Make that a lot of people, because you'll find bistro steak medallions ($23.50) served with crab-stuffed shrimp and gorgonzola potato wedges on the regular menu, and you'll find top sirloin ($23.50) layered with shrimp etouffée on the Maibock menu. What steak has to do with spring, I don't know, but it did bring out the sweet, malty flavor of the medium-bodied Maibock, and it's pretty clear that beer is the selling point here, with food as the accompaniment. The waitress didn't ask how I wanted the steak prepared, and it arrived well done, which has little to do with actually being well done. The phrase is synonymous with "dry."
While the trend is toward lighter cuisine, there's no such move here.
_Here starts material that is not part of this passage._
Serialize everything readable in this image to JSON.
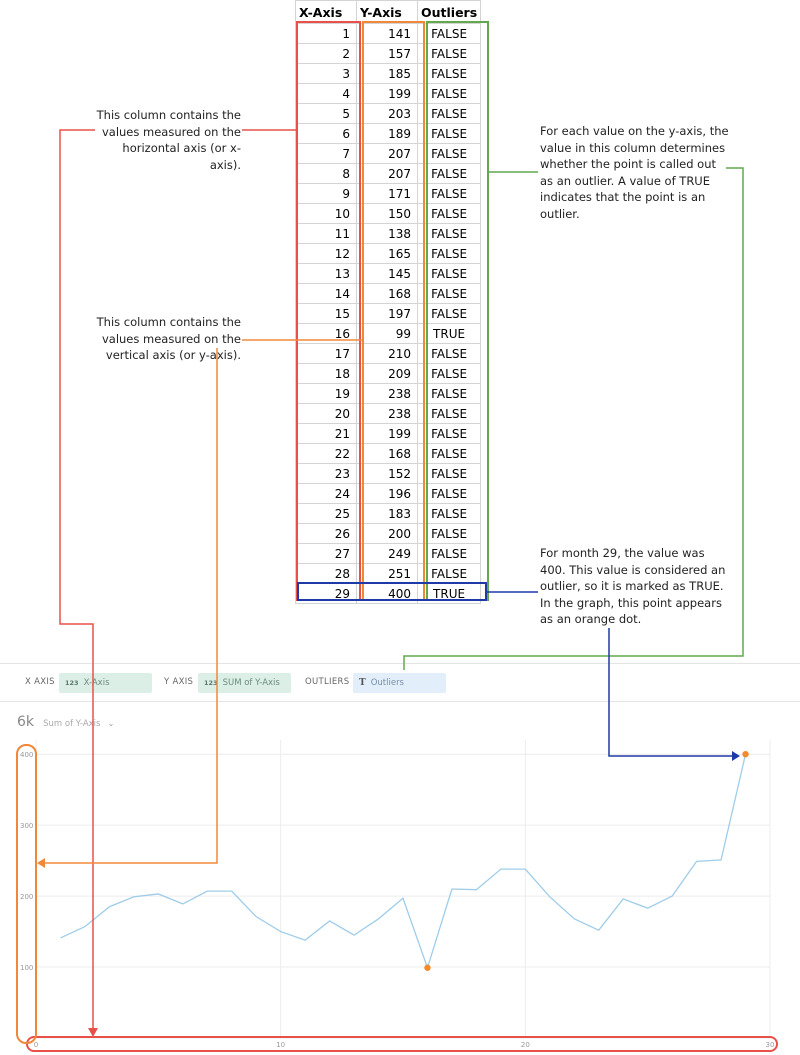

Lobster mac & cheese ($22.95) is accompanied by cheese-covered bread, perfectly understandable, but does there really need to be an extra layer of mayo under the cheese?
I was expecting more of a German menu, but I guess that's too foreign for the typical Gordon Biersch patron, who would feel more comfortable with Kobe beef sliders ($11.95 for a trio) or dijon-crusted salmon ($19.50), also on the special menu.
If you do check it out, don't forget to enter the company's "20 Years, 20 Ways to Celebrate, 20 Ways to Win" sweepstakes with a grand-prize trip for two to San Francisco and more than a week of Gordon Biersch 20th-anniversary celebration festivities. Entries must be received by May 18.